Amanda, my eldest daughter, notices that I’m looking for something, probably because of the blizzard of receipts, stitch markers, notepads, and knitting patterns emerging from my bag and piling on the table in front of me, while I continue hopelessly looking for the yarn and needles I know now are sitting uselessly on the kitchen counter. “What are you looking for?” she asks, while I stare at the bottom of my bag, sweeping my hand across the surface like maybe my knitting has become invisible and that’s why I can’t find it. I see her brow crease with concern, and I realize that she can see I’m missing something important—something like a credit card or my wallet—and I can see that I’m about to be very poorly understood. I’m about to open my mouth to say that I forgot my knitting, and then there will be an eye roll of epic proportions, probably coupled with laughter around the table. I’ve been down this road before. I’m just about the only person in my house who would put the word “important” in front of the word “yarn,” and I know what it looks like when I do. They aren’t going to understand this. My love of yarn is unique in my family. I accept it, but I still try to avoid them looking at me like I’m a few elves short of an effective workshop, so when Amanda asks me what I’m missing, I just shove everything back into my bag, set it back at my feet, and smile. “Nothing, dear.
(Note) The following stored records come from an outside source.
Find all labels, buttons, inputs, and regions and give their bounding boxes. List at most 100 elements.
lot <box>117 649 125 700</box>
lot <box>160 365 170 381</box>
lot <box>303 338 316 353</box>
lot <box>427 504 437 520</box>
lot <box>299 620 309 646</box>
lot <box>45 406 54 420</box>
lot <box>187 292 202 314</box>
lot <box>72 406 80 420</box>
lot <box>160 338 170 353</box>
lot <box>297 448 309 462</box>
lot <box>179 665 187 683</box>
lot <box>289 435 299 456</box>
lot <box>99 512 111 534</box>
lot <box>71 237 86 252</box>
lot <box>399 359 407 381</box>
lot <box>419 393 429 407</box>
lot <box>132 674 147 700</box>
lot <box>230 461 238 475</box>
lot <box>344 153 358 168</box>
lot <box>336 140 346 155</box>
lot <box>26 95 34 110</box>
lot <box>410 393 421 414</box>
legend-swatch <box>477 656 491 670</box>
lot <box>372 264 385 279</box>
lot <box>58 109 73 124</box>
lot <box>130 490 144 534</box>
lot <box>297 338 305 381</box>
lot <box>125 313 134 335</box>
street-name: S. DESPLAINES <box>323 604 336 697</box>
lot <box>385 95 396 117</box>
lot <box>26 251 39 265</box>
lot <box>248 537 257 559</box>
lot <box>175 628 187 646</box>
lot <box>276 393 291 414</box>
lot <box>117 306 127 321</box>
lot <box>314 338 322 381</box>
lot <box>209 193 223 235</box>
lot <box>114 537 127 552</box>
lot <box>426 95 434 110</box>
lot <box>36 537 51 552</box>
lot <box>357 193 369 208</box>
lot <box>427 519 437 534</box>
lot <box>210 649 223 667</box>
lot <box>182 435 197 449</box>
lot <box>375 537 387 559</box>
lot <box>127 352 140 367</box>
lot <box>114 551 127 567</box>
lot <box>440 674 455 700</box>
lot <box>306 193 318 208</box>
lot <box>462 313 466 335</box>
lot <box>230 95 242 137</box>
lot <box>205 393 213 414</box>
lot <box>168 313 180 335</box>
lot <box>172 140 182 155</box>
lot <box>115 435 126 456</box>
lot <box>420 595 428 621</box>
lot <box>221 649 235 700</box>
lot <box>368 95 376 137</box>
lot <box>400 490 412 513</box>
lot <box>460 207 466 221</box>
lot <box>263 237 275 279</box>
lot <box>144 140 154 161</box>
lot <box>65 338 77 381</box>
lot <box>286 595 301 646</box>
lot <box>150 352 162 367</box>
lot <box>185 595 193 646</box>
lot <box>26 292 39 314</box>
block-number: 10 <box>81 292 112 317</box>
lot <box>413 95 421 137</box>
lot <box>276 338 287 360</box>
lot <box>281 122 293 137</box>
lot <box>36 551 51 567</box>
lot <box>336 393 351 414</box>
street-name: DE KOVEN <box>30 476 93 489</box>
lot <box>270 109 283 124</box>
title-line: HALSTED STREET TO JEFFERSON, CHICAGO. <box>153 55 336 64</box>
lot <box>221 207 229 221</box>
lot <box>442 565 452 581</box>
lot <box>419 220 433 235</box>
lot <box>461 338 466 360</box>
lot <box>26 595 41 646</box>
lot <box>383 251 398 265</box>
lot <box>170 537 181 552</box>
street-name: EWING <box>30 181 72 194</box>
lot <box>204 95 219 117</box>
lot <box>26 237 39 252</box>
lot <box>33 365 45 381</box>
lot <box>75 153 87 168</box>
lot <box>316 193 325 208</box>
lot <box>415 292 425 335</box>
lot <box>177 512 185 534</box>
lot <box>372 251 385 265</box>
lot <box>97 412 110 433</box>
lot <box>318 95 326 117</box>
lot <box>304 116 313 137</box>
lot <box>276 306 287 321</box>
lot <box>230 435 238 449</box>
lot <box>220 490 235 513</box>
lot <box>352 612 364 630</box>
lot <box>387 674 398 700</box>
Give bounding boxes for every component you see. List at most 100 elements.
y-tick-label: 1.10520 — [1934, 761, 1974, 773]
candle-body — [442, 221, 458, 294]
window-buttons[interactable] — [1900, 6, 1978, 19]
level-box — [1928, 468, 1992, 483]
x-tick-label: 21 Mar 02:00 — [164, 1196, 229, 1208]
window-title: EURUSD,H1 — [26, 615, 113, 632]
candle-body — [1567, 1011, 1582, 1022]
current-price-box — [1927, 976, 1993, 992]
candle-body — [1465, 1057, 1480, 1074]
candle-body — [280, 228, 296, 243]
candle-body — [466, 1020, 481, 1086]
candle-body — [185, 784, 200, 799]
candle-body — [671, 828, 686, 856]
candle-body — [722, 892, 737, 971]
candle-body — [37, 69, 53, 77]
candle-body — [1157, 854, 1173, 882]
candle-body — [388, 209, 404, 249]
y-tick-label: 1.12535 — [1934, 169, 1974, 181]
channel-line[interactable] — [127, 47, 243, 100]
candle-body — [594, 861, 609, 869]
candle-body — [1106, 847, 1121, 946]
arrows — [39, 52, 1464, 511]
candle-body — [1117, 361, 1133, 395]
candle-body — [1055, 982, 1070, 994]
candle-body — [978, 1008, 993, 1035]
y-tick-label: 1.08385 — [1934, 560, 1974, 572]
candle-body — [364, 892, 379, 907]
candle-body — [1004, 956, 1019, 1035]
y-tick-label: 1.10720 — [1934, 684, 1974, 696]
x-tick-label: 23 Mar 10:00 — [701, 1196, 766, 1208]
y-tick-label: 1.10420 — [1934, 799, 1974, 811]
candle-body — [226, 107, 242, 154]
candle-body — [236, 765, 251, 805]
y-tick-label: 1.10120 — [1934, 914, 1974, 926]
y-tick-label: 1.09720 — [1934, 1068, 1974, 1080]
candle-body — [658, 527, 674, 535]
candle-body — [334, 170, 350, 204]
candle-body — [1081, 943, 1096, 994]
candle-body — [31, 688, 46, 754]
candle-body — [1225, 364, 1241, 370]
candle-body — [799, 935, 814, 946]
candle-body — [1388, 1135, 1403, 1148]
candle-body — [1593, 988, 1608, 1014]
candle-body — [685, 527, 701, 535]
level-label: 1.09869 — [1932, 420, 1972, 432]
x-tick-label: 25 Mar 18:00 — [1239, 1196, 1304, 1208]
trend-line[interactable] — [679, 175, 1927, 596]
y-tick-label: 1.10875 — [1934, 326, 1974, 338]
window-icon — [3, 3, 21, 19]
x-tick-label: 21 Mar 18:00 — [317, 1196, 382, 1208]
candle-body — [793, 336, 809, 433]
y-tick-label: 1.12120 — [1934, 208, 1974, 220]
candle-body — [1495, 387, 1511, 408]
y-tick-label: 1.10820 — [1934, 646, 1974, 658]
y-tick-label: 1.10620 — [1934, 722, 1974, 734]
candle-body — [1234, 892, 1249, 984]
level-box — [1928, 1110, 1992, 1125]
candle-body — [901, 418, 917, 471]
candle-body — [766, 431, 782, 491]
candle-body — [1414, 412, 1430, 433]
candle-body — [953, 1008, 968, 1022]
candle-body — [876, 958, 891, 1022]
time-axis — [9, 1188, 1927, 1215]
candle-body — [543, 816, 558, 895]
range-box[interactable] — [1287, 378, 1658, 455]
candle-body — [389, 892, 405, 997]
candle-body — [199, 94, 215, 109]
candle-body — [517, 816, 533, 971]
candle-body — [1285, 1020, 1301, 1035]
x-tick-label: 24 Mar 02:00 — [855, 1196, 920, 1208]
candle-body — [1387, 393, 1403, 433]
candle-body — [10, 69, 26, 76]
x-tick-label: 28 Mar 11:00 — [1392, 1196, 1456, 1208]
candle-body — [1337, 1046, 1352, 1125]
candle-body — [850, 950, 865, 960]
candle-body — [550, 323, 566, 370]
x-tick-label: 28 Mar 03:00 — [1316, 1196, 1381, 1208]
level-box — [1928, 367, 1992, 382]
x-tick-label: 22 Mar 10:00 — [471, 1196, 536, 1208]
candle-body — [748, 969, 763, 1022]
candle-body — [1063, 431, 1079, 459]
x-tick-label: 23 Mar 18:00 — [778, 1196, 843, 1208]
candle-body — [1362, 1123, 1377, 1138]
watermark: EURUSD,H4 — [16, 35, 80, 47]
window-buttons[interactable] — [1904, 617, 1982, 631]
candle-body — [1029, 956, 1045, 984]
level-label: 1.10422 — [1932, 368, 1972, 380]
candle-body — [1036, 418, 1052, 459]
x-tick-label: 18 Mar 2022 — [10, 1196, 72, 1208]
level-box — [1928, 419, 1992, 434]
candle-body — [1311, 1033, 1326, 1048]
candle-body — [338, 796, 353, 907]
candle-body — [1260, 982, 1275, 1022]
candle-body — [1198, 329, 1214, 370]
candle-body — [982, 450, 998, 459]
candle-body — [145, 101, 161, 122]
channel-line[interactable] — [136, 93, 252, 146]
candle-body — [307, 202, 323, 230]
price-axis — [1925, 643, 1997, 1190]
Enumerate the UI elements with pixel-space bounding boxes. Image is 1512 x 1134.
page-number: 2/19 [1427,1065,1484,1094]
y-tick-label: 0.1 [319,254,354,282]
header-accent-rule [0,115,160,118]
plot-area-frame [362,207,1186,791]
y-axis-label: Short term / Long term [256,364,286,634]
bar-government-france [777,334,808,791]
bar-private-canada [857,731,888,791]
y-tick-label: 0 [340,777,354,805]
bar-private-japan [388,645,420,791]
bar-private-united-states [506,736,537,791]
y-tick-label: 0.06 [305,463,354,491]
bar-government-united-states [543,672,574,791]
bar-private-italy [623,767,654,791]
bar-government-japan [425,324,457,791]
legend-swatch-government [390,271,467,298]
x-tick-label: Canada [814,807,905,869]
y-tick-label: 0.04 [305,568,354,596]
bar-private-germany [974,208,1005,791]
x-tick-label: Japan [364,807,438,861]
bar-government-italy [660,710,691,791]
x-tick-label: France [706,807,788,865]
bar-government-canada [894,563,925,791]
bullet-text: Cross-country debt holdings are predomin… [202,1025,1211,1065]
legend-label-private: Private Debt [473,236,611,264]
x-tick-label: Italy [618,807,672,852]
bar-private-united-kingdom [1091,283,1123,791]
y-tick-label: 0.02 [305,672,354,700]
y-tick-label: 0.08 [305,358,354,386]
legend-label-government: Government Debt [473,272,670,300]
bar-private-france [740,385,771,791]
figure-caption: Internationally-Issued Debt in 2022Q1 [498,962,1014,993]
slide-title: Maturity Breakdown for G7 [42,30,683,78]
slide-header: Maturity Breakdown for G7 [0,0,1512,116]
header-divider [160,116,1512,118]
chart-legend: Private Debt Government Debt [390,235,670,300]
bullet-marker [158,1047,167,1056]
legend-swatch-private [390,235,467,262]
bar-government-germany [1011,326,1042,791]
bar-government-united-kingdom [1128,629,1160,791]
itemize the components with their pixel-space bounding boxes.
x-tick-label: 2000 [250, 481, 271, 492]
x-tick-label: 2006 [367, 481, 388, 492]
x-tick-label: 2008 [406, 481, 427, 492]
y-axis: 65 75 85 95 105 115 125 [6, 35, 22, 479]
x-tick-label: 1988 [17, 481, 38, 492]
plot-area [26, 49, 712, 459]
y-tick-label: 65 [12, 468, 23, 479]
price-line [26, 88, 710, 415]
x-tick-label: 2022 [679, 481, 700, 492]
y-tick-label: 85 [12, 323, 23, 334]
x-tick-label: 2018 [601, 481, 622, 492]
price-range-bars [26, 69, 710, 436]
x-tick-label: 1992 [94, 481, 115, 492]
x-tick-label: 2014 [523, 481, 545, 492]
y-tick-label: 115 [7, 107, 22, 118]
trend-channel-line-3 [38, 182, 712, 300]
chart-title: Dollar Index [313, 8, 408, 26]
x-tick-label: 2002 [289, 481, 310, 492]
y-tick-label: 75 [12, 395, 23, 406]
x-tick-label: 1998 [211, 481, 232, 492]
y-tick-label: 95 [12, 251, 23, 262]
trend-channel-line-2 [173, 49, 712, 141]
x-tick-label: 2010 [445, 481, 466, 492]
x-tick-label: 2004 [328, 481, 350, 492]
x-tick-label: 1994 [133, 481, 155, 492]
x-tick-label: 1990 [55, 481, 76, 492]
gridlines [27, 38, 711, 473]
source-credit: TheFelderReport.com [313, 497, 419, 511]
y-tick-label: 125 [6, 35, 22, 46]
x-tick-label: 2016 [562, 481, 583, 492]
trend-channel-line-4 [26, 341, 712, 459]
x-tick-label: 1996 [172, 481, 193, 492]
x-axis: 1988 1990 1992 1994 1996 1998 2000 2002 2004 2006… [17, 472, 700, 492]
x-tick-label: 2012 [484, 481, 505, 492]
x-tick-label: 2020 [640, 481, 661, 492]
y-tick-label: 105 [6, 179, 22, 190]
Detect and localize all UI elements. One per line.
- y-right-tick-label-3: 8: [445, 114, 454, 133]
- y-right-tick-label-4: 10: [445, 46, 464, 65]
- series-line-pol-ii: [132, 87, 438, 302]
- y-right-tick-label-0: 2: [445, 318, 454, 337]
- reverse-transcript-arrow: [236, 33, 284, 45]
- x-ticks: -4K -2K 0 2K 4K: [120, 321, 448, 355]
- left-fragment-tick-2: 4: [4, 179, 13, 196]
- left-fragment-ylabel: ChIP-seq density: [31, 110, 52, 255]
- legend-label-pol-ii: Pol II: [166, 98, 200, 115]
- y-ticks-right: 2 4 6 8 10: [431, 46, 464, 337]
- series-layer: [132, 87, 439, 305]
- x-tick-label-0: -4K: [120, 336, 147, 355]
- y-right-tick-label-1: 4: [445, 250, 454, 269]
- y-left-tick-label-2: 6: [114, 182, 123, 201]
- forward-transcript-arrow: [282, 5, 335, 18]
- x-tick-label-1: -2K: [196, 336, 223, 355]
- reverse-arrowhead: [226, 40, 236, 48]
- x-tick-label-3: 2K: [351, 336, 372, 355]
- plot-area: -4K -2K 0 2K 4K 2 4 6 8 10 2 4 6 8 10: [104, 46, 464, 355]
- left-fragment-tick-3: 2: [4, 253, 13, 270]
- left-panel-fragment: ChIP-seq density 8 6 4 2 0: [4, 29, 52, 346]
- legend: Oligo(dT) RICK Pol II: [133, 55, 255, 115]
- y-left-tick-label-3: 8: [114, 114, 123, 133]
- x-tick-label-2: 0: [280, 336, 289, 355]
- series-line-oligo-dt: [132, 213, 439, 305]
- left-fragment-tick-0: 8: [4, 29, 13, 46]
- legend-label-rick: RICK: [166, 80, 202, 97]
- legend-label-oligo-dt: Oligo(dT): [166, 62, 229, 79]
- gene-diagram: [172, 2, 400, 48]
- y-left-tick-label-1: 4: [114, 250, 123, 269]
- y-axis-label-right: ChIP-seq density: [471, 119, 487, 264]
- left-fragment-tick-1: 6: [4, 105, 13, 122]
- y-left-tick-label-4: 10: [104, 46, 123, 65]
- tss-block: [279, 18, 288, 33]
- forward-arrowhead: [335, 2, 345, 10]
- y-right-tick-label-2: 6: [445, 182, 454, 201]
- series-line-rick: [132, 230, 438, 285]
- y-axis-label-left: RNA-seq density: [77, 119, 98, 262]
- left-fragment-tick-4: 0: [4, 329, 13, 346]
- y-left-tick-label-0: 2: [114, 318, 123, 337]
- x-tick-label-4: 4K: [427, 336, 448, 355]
It’s okay. Have you looked at the menu?”

She hasn’t, and as the minutes tick by, I start to figure out what I’ll do. I’m looking at the menu but I’m not choosing what to eat. My thoughts keep getting dragged back to the knitting. We’re three blocks from home. The walk here took about six minutes, and I think if I went to get my knitting I’d be back pretty quickly. I look around at my family and realize that again, this is going to be poorly understood, and I start tossing around the idea of sneaking out to get my knitting. I could excuse myself to go to the washroom, and then bolt off down the street at a dead run, collect the knitting, and tear back. If I really hustled I think I could do it in about seven minutes. Can I be missing for seven minutes?